- IATA: SJN; ICAO: KSJN; FAA LID: SJN;

Summary
- Airport type: Public
- Owner: City of St. Johns
- Serves: St. Johns, Arizona
- Elevation AMSL: 5,737 ft (1,749 m)
- Coordinates: 34°31′07″N 109°22′44″W﻿ / ﻿34.51861°N 109.37889°W

Map
- SJN Location within ArizonaSJN Location within the United States

Runways
| Direction | Length |  | Surface |
| ft | m |
| 3/21 | 3,400 | 1,036 | Asphalt |
| 14/32 | 5,322 | 1,622 | Asphalt |

Statistics (2010)
- Aircraft operations: 15,800
- Based aircraft: 6
- Source: Federal Aviation Administration

= St. Johns Industrial Air Park =

Airport in Apache County, Arizona

St. Johns Industrial Air Park is a city-owned public-use airport located 1.15 mi north of the central business district of St. Johns, a city in Apache County, Arizona, United States. The airport is included in the FAA's National Plan of Integrated Airport Systems for 2009–2013, which categorizes it as a general aviation facility. The NPIAS report for 2015–2019 classified the Air Park again as General Aviation, in the "Basic" asset category, for airports with the lowest levels of activity.

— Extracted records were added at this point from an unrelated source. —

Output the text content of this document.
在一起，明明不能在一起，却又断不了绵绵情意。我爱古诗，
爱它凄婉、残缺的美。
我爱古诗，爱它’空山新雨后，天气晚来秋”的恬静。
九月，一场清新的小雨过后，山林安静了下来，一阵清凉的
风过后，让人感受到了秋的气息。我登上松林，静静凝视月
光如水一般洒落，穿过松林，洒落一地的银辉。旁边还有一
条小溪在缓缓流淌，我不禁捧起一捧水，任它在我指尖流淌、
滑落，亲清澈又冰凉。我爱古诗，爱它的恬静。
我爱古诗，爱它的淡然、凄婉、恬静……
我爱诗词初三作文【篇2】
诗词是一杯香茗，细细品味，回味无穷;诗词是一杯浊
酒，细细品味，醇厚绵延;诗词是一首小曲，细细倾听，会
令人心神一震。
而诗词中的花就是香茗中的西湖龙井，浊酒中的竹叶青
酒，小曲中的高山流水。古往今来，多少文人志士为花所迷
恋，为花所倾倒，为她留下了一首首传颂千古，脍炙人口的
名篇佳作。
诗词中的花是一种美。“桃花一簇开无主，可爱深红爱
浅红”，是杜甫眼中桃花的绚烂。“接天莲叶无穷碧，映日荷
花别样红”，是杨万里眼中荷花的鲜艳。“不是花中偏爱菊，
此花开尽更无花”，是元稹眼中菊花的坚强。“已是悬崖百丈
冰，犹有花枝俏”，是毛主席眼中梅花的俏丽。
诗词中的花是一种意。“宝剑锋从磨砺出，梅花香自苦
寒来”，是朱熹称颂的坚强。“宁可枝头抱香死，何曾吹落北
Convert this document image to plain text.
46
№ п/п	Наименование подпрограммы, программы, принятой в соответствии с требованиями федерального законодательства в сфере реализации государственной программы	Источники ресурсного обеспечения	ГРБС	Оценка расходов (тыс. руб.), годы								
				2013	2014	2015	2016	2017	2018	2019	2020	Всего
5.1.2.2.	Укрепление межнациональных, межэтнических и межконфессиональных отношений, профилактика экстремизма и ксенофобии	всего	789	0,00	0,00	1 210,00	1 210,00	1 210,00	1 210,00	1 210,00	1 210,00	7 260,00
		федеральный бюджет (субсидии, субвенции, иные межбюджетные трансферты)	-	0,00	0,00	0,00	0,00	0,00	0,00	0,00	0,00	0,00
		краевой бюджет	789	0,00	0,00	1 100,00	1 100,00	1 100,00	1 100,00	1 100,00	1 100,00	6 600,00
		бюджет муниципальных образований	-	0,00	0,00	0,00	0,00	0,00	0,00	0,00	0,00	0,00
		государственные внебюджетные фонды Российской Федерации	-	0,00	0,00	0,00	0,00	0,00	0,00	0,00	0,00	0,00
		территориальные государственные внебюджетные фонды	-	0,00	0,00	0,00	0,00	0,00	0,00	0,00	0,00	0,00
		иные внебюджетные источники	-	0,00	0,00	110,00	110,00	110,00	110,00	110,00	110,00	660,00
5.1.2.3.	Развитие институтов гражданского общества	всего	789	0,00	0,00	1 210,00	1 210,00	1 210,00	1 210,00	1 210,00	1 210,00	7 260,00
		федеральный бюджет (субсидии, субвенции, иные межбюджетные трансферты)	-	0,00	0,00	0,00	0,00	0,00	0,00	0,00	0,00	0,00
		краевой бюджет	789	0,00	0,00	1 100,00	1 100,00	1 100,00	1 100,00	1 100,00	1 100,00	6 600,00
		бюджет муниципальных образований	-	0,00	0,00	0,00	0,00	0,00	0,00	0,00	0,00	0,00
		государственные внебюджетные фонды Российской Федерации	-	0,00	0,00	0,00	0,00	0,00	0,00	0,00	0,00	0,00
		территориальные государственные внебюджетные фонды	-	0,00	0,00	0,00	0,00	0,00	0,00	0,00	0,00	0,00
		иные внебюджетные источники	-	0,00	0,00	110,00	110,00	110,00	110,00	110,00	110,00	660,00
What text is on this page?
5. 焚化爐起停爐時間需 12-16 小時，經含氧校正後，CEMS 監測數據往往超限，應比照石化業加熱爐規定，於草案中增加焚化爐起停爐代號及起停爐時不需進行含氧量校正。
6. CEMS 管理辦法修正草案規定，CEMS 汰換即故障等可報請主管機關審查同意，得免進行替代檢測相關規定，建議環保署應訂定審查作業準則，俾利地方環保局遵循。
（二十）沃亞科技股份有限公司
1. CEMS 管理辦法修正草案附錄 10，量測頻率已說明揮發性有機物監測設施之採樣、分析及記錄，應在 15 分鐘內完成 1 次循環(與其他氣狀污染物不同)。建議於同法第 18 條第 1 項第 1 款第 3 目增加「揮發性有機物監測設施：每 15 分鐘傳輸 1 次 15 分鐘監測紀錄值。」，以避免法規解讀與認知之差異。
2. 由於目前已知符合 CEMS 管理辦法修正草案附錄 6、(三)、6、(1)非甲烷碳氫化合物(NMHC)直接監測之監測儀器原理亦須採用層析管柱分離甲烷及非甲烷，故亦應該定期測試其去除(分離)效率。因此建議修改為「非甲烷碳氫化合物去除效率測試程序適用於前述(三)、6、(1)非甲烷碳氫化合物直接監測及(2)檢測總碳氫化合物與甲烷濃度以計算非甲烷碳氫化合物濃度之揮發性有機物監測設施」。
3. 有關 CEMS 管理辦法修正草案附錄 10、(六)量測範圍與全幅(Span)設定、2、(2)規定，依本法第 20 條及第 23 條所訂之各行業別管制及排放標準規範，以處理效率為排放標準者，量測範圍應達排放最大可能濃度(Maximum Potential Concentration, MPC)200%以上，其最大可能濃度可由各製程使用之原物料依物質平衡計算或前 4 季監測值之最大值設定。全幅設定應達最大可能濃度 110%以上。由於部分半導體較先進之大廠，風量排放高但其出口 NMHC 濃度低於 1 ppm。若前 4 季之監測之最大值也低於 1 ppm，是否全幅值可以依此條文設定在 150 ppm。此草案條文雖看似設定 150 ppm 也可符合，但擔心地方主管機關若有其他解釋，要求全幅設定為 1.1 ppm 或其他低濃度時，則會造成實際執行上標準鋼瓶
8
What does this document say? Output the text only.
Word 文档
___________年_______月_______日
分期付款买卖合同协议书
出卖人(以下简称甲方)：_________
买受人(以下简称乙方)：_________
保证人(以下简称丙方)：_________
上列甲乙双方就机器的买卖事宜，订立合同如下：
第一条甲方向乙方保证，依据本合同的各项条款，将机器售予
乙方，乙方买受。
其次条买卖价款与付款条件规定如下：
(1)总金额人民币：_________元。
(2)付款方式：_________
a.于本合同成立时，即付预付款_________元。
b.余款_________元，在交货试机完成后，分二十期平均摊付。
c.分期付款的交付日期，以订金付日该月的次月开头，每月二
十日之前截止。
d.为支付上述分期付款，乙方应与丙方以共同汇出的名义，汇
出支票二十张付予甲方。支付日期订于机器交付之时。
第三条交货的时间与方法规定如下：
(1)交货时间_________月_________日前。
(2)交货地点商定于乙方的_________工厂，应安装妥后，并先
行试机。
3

== Facilities and aircraft ==
St. Johns Industrial Air Park covers an area of 112 acre at an elevation of 5737 ft above mean sea level. It has two asphalt paved runways:
- 14/32 is 5,322 by 75 feet (1,622 x 23 m).
- 3/21 is 3,400 by 60 feet (1,036 x 18 m).

For the 12-month period ending April 28, 2010, the airport had 15,800 aircraft operations, an average of 43 per day: 98% general aviation and 2% military. At that time there were six aircraft based at this airport, all single-engine. The data for the 2015 report indicated that five aircraft were based there in 2014, and projected $1,547,844 in planned development of the airport for the five-year period ending in 2019.